Selain itu, buku ini sangat kuat dalam argumen teologisnya. Barlas tidak hanya membahas bagaimana ayat-ayat tertentu sering disalahpahami, tetapi juga menjelaskan konsep ketuhanan dalam Islam yang tidak berbasis gender. Ini adalah poin penting yang jarang dibahas secara mendalam oleh mufasir klasik. Dengan menegaskan bahwa Tuhan dalam Islam tidak berjenis kelamin, ia secara langsung membongkar dasar pemikiran yang selama ini dijadikan legitimasi bagi dominasi laki-laki.
Keunggulan lain dari buku ini adalah pendekatannya yang kontekstual dan historis. Barlas tidak membaca Al-Qur’an secara tekstual semata, tetapi juga mempertimbangkan latar sosial dan budaya pada masa pewahyuan. Ia menunjukkan bagaimana banyak aturan dalam Islam sebenarnya bersifat kontekstual dan bukan norma tetap yang harus diberlakukan sepanjang zaman.

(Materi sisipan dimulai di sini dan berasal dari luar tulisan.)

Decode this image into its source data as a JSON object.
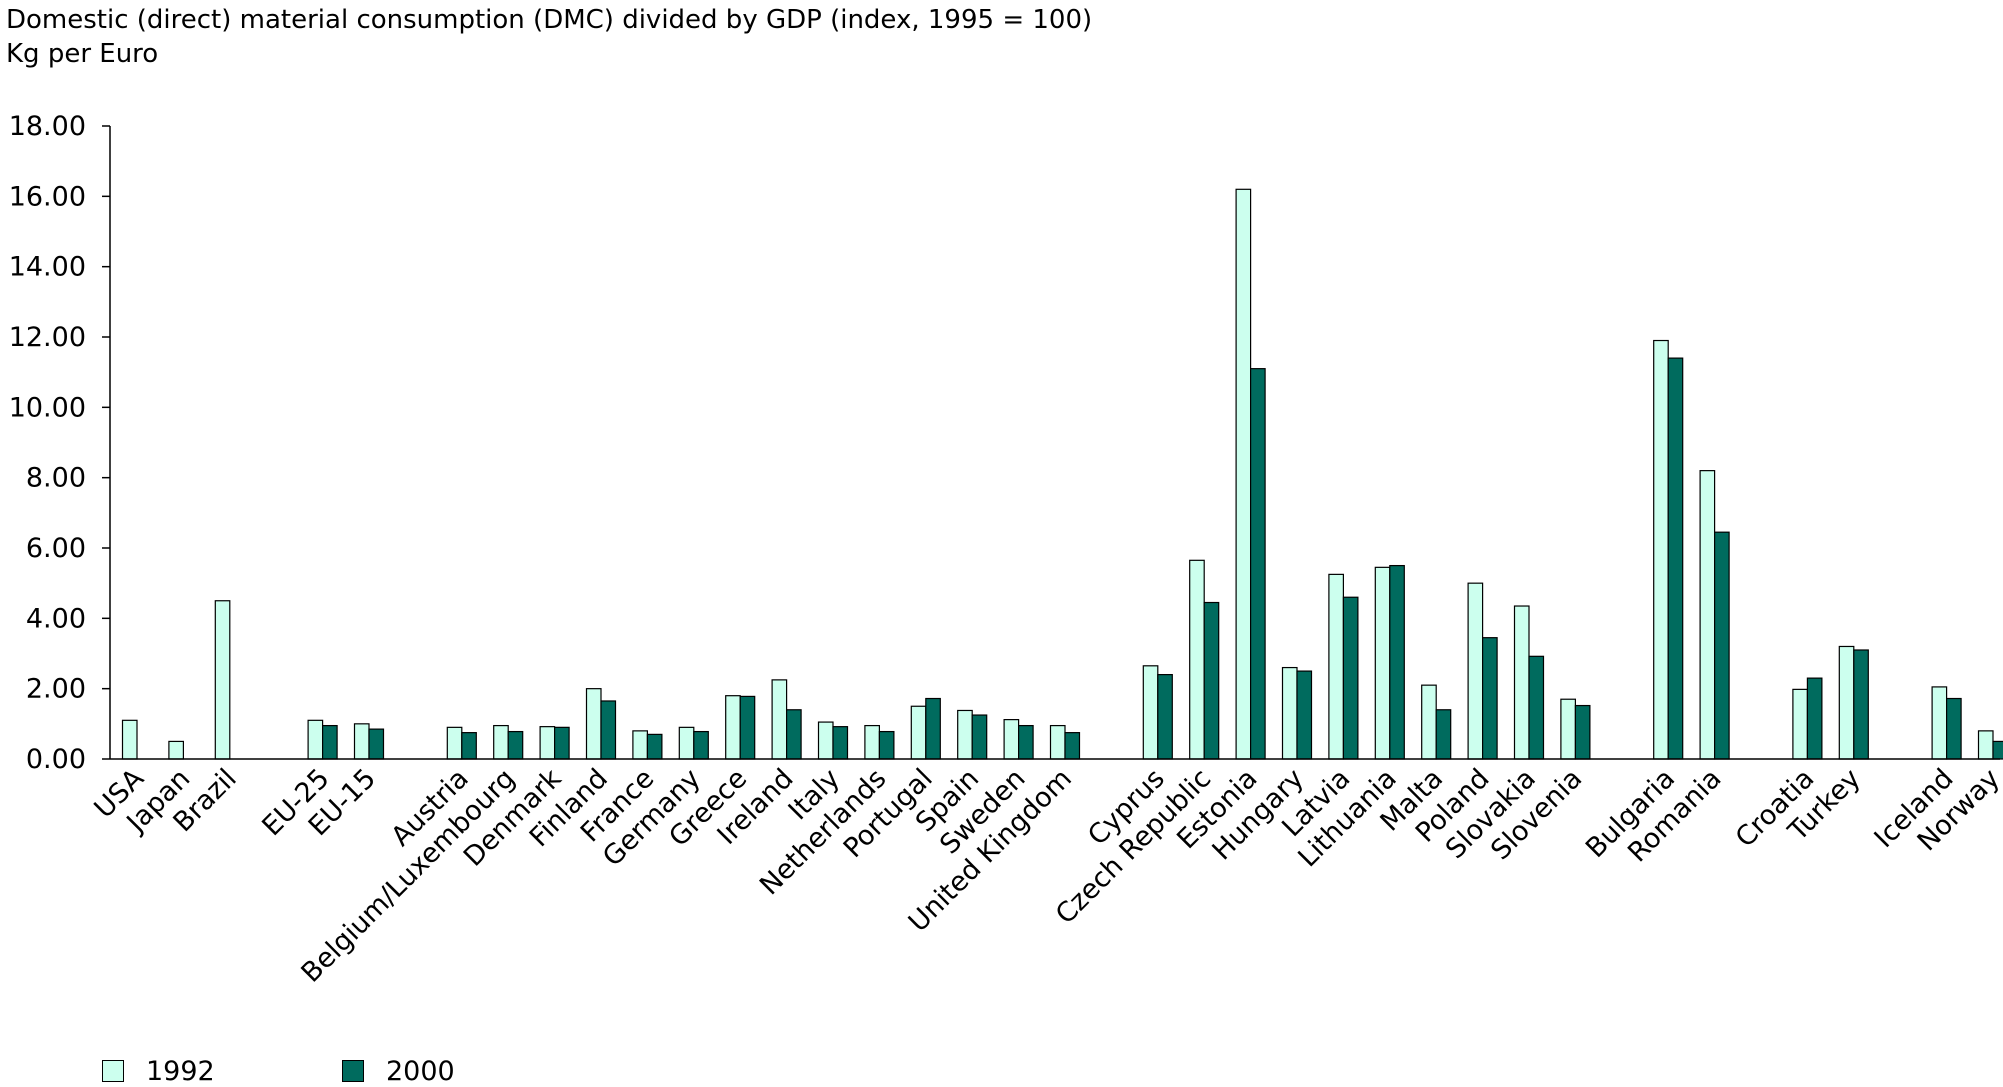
{
  "chart_data": {
    "type": "bar",
    "title": "Domestic (direct) material consumption (DMC) divided by GDP (index, 1995 = 100)",
    "ylabel": "Kg per Euro",
    "xlabel": "",
    "ylim": [
      0,
      18
    ],
    "yticks": [
      "0.00",
      "2.00",
      "4.00",
      "6.00",
      "8.00",
      "10.00",
      "12.00",
      "14.00",
      "16.00",
      "18.00"
    ],
    "grid": false,
    "legend_position": "bottom-left",
    "colors": {
      "1992": "#ccffee",
      "2000": "#006b5e"
    },
    "categories": [
      "USA",
      "Japan",
      "Brazil",
      "",
      "EU-25",
      "EU-15",
      "",
      "Austria",
      "Belgium/Luxembourg",
      "Denmark",
      "Finland",
      "France",
      "Germany",
      "Greece",
      "Ireland",
      "Italy",
      "Netherlands",
      "Portugal",
      "Spain",
      "Sweden",
      "United Kingdom",
      "",
      "Cyprus",
      "Czech Republic",
      "Estonia",
      "Hungary",
      "Latvia",
      "Lithuania",
      "Malta",
      "Poland",
      "Slovakia",
      "Slovenia",
      "",
      "Bulgaria",
      "Romania",
      "",
      "Croatia",
      "Turkey",
      "",
      "Iceland",
      "Norway"
    ],
    "series": [
      {
        "name": "1992",
        "values": [
          1.1,
          0.5,
          4.5,
          null,
          1.1,
          1.0,
          null,
          0.9,
          0.95,
          0.92,
          2.0,
          0.8,
          0.9,
          1.8,
          2.25,
          1.05,
          0.95,
          1.5,
          1.38,
          1.12,
          0.95,
          null,
          2.65,
          5.65,
          16.2,
          2.6,
          5.25,
          5.45,
          2.1,
          5.0,
          4.35,
          1.7,
          null,
          11.9,
          8.2,
          null,
          1.98,
          3.2,
          null,
          2.05,
          0.8
        ]
      },
      {
        "name": "2000",
        "values": [
          null,
          null,
          null,
          null,
          0.95,
          0.85,
          null,
          0.75,
          0.78,
          0.9,
          1.65,
          0.7,
          0.78,
          1.78,
          1.4,
          0.92,
          0.78,
          1.72,
          1.25,
          0.95,
          0.75,
          null,
          2.4,
          4.45,
          11.1,
          2.5,
          4.6,
          5.5,
          1.4,
          3.45,
          2.92,
          1.52,
          null,
          11.4,
          6.45,
          null,
          2.3,
          3.1,
          null,
          1.72,
          0.5
        ]
      }
    ]
  }
}
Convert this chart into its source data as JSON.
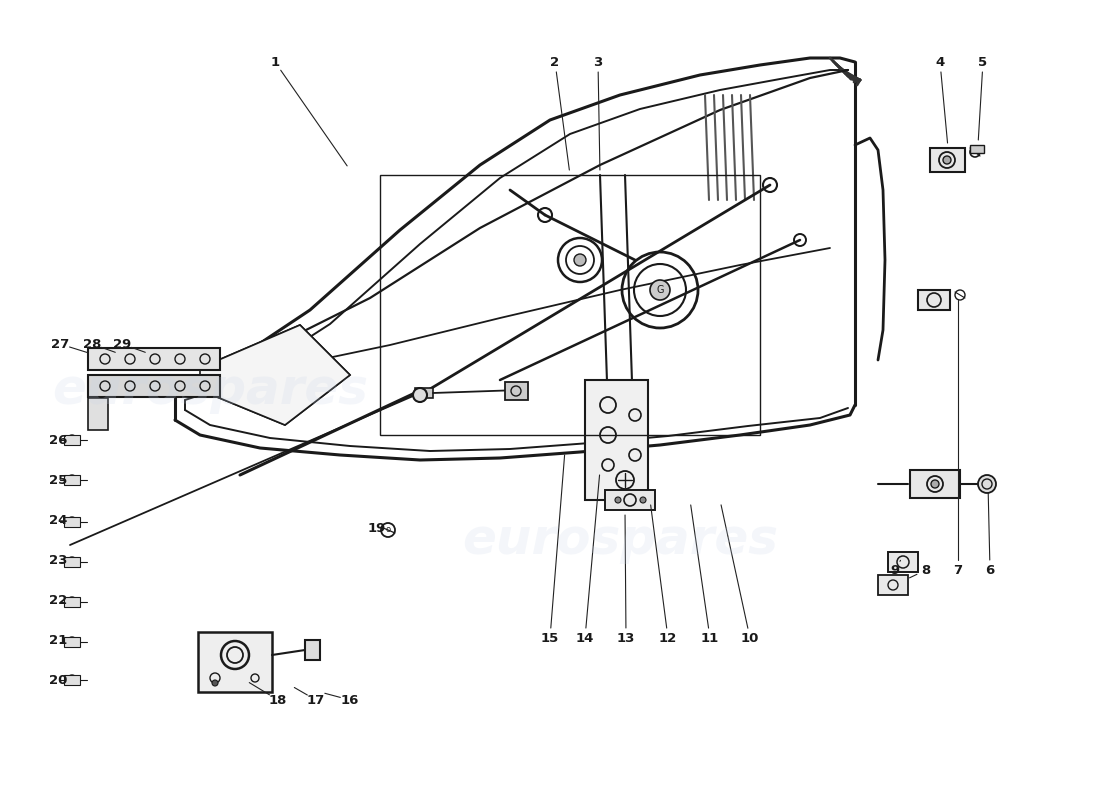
{
  "background_color": "#ffffff",
  "watermark_text": "eurospares",
  "watermark_color": "#c8d4e8",
  "line_color": "#1a1a1a",
  "label_color": "#1a1a1a",
  "fig_width": 11.0,
  "fig_height": 8.0,
  "dpi": 100,
  "label_fontsize": 9.5
}
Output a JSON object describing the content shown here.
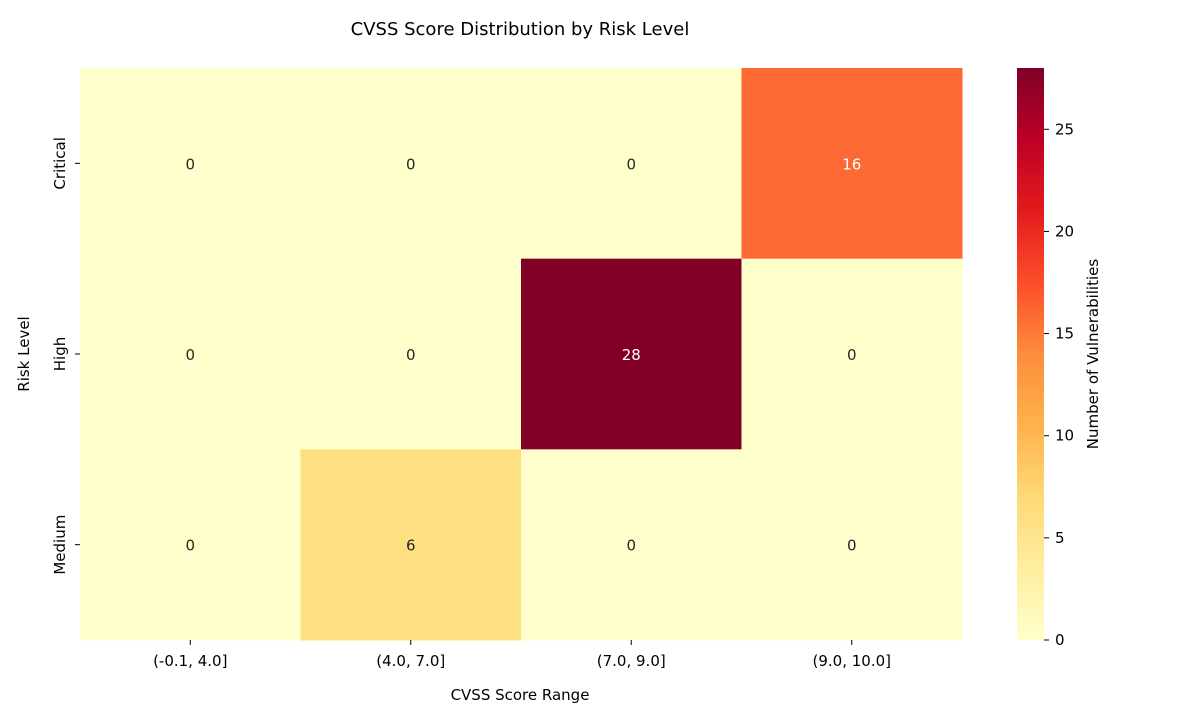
{
  "chart_data": {
    "type": "heatmap",
    "title": "CVSS Score Distribution by Risk Level",
    "xlabel": "CVSS Score Range",
    "ylabel": "Risk Level",
    "x_categories": [
      "(-0.1, 4.0]",
      "(4.0, 7.0]",
      "(7.0, 9.0]",
      "(9.0, 10.0]"
    ],
    "y_categories": [
      "Critical",
      "High",
      "Medium"
    ],
    "values": [
      [
        0,
        0,
        0,
        16
      ],
      [
        0,
        0,
        28,
        0
      ],
      [
        0,
        6,
        0,
        0
      ]
    ],
    "colorbar": {
      "label": "Number of Vulnerabilities",
      "min": 0,
      "max": 28,
      "ticks": [
        0,
        5,
        10,
        15,
        20,
        25
      ],
      "colormap": "YlOrRd",
      "stops": [
        "#ffffcc",
        "#ffeda0",
        "#fed976",
        "#feb24c",
        "#fd8d3c",
        "#fc4e2a",
        "#e31a1c",
        "#bd0026",
        "#800026"
      ]
    }
  }
}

Hal ini sangat relevan dalam upaya membangun pemahaman Islam yang lebih sesuai dengan tantangan zaman modern.
Gaya bahasa dalam buku ini juga cukup lugas dan mudah dipahami, terutama dalam edisi ringkas ini. Dibandingkan dengan versi aslinya yang lebih akademik, buku ini menawarkan cara yang lebih ringan untuk memahami pemikiran Barlas tanpa kehilangan kedalaman argumentasi. Ditambah dengan kontribusi David Raeburn Finn, buku ini semakin kaya karena menggabungkan perspektif filosofis yang memperkuat argumentasi Barlas.
Terakhir, buku ini memiliki dampak yang luas, tidak hanya dalam kajian akademik tetapi juga dalam wacana keislaman secara umum. Ia membuka ruang bagi umat Islam untuk mempertimbangkan ulang bagaimana mereka membaca dan memahami Al-Qur’an, terutama dalam isu gender. Dengan membangun pemahaman yang lebih holistik dan adil, buku ini menjadi salah satu referensi utama bagi siapa saja yang ingin menggali Islam sebagai agama yang benar-benar menegakkan keadilan bagi semua manusia.